Having healthy teeth and gums starts with eating a healthy diet – heavy on the veg, proteins, and good fats, light on added sugars and other refined carbs that fuel inflammation. But what about reducing inflammation – that hallmark of gum disease? A recent study in the Journal of Nutrition suggests that adding an array of spices to your meals may help.
While lots of studies have already shown the anti-inflammatory effects of individual spices, most meals and recipes call for more than one. What kind of effect would a blend of spices have?
First, researchers created a blend of some of the most commonly used spices in the US: basil, bay leaf, black pepper, cinnamon, coriander, cumin, ginger, oregano, parsley, red pepper, rosemary, thyme, and turmeric. Twelve participants were recruited – all nonsmoking men between the ages of 40 and 65, who were either overweight or obese and had at least one risk factor for cardiovascular disease.
Randomly, on three different days, each participant ate a meal high in saturated fat and refined carbs: coconut chicken curry, a corn muffin, and a cinnamon biscuit. One meal had 2 grams of the spice blend, one had 6 grams, and one had no spices at all. The men’s blood was tested for inflammatory markers before each meal and then hourly for 4 hours after the meal.
Eating the high spice meal resulted in lower inflammation markers compared to eating the other two versions of the meal.

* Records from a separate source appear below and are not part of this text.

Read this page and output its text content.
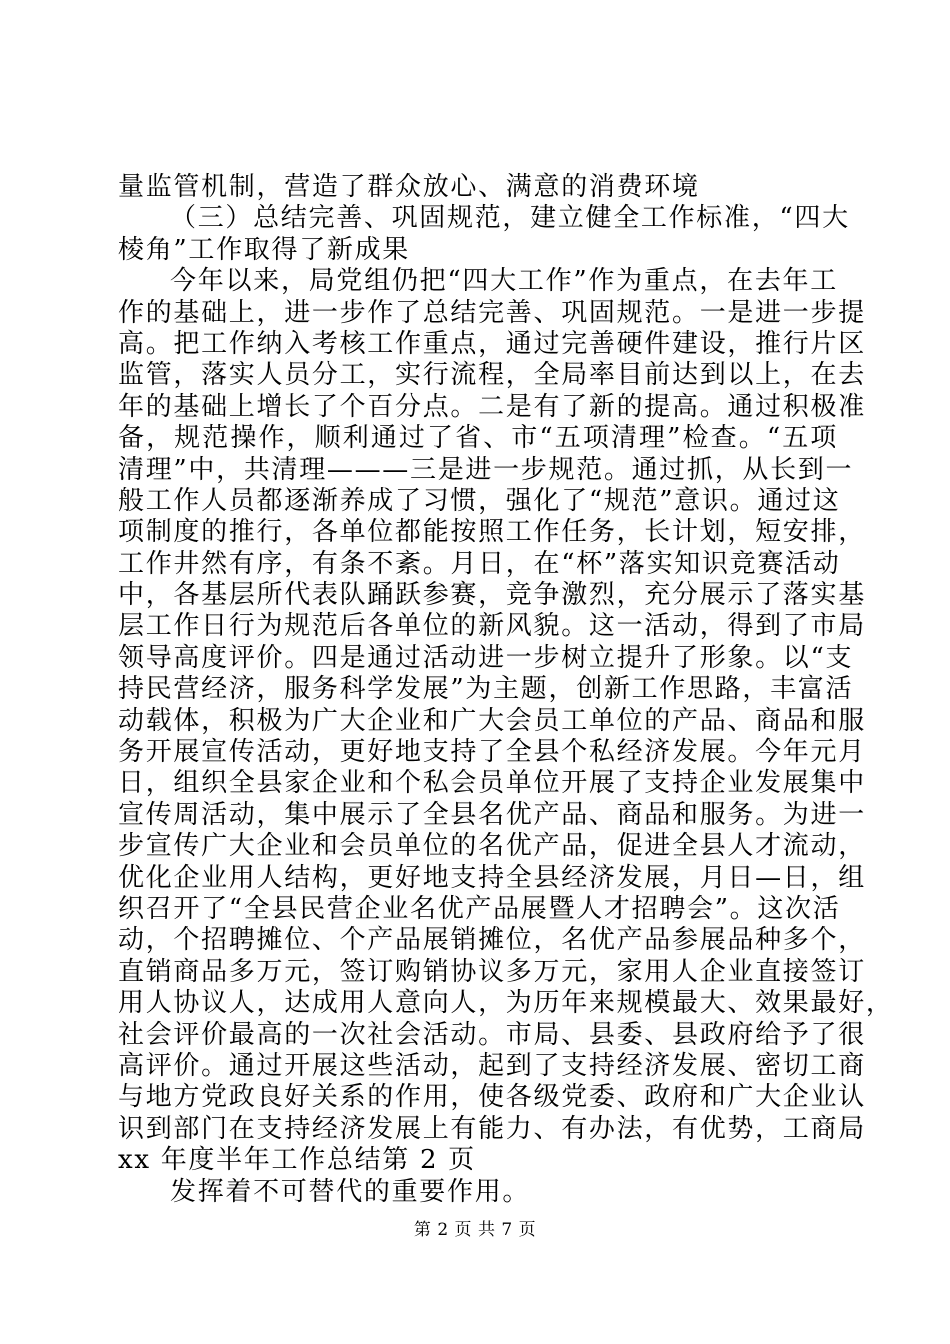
量监管机制，营造了群众放心、满意的消费环境
（三）总结完善、巩固规范，建立健全工作标准，“四大
棱角”工作取得了新成果
今年以来，局党组仍把“四大工作”作为重点，在去年工
作的基础上，进一步作了总结完善、巩固规范。一是进一步提
高。把工作纳入考核工作重点，通过完善硬件建设，推行片区
监管，落实人员分工，实行流程，全局率目前达到以上，在去
年的基础上增长了个百分点。二是有了新的提高。通过积极准
备，规范操作，顺利通过了省、市“五项清理”检查。“五项
清理”中，共清理———三是进一步规范。通过抓，从长到一
般工作人员都逐渐养成了习惯，强化了“规范”意识。通过这
项制度的推行，各单位都能按照工作任务，长计划，短安排，
工作井然有序，有条不紊。月日，在“杯”落实知识竞赛活动
中，各基层所代表队踊跃参赛，竞争激烈，充分展示了落实基
层工作日行为规范后各单位的新风貌。这一活动，得到了市局
领导高度评价。四是通过活动进一步树立提升了形象。以“支
持民营经济，服务科学发展”为主题，创新工作思路，丰富活
动载体，积极为广大企业和广大会员工单位的产品、商品和服
务开展宣传活动，更好地支持了全县个私经济发展。今年元月
日，组织全县家企业和个私会员单位开展了支持企业发展集中
宣传周活动，集中展示了全县名优产品、商品和服务。为进一
步宣传广大企业和会员单位的名优产品，促进全县人才流动，
优化企业用人结构，更好地支持全县经济发展，月日—日，组
织召开了“全县民营企业名优产品展暨人才招聘会”。这次活
动，个招聘摊位、个产品展销摊位，名优产品参展品种多个，
直销商品多万元，签订购销协议多万元，家用人企业直接签订
用人协议人，达成用人意向人，为历年来规模最大、效果最好，
社会评价最高的一次社会活动。市局、县委、县政府给予了很
高评价。通过开展这些活动，起到了支持经济发展、密切工商
与地方党政良好关系的作用，使各级党委、政府和广大企业认
识到部门在支持经济发展上有能力、有办法，有优势，工商局
xx 年度半年工作总结第 2 页
发挥着不可替代的重要作用。
第 2 页 共 7 页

This is even more significant considering the meal participants ate wasn’t exactly a healthy one. It was a meal that would normally trigger acute inflammation. It was also a realistic one. As lead author Dr. Connie Rogers explained in a news release,
Ultimately the gold standard would be to get people eating more healthfully and to lose weight and exercise, but those behavioral changes are difficult and take time. So in the interim, we wanted to explore whether a combination of spices that people are already familiar with and could fit in a single meal could have a positive effect.
Basically, this is the nutritional version of baby steps.

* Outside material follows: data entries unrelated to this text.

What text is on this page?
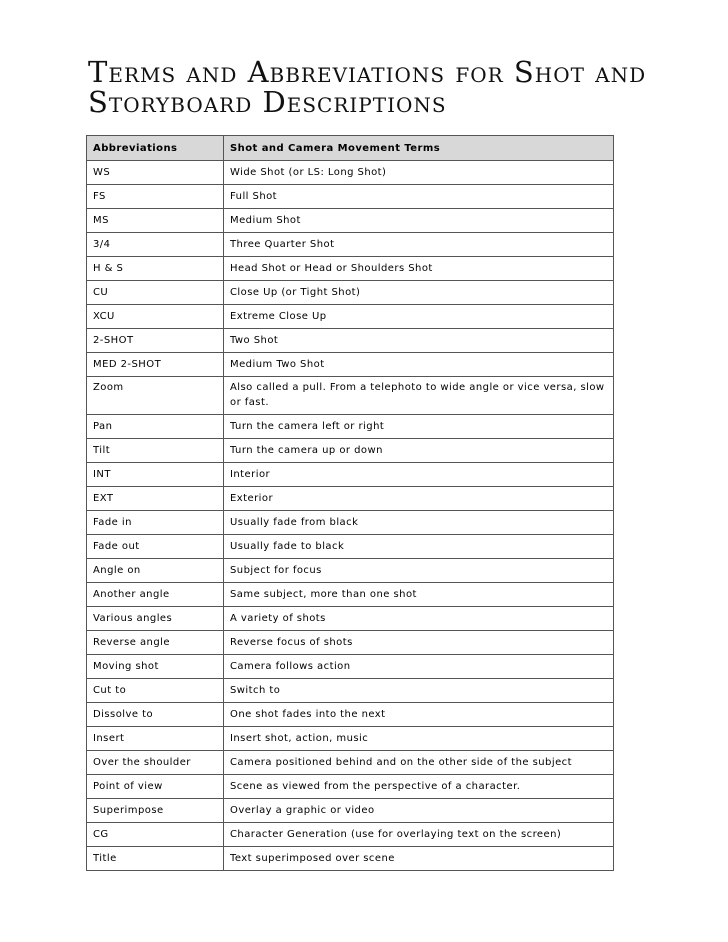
Terms and Abbreviations for Shot and Storyboard Descriptions
Abbreviations	Shot and Camera Movement Terms
WS	Wide Shot (or LS: Long Shot)
FS	Full Shot
MS	Medium Shot
3/4	Three Quarter Shot
H & S	Head Shot or Head or Shoulders Shot
CU	Close Up (or Tight Shot)
XCU	Extreme Close Up
2-SHOT	Two Shot
MED 2-SHOT	Medium Two Shot
Zoom	Also called a pull. From a telephoto to wide angle or vice versa, slow or fast.
Pan	Turn the camera left or right
Tilt	Turn the camera up or down
INT	Interior
EXT	Exterior
Fade in	Usually fade from black
Fade out	Usually fade to black
Angle on	Subject for focus
Another angle	Same subject, more than one shot
Various angles	A variety of shots
Reverse angle	Reverse focus of shots
Moving shot	Camera follows action
Cut to	Switch to
Dissolve to	One shot fades into the next
Insert	Insert shot, action, music
Over the shoulder	Camera positioned behind and on the other side of the subject
Point of view	Scene as viewed from the perspective of a character.
Superimpose	Overlay a graphic or video
CG	Character Generation (use for overlaying text on the screen)
Title	Text superimposed over scene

Granted, the study was small. Rogers and her colleagues plan to look into the impact spices have on people’s diets across longer periods of time and within a more diverse population.
Should this inspire you to spice up your own meals, be sure to opt for certified organic spices as often as possible. Such spices are sterilized by steam only, not fumigation or irradiation (the latter of which has actually been shown to deplete nutrients in some spices).
Yes, it can be a little more expensive, but when it comes to spicing up your life, a little goes a very long way!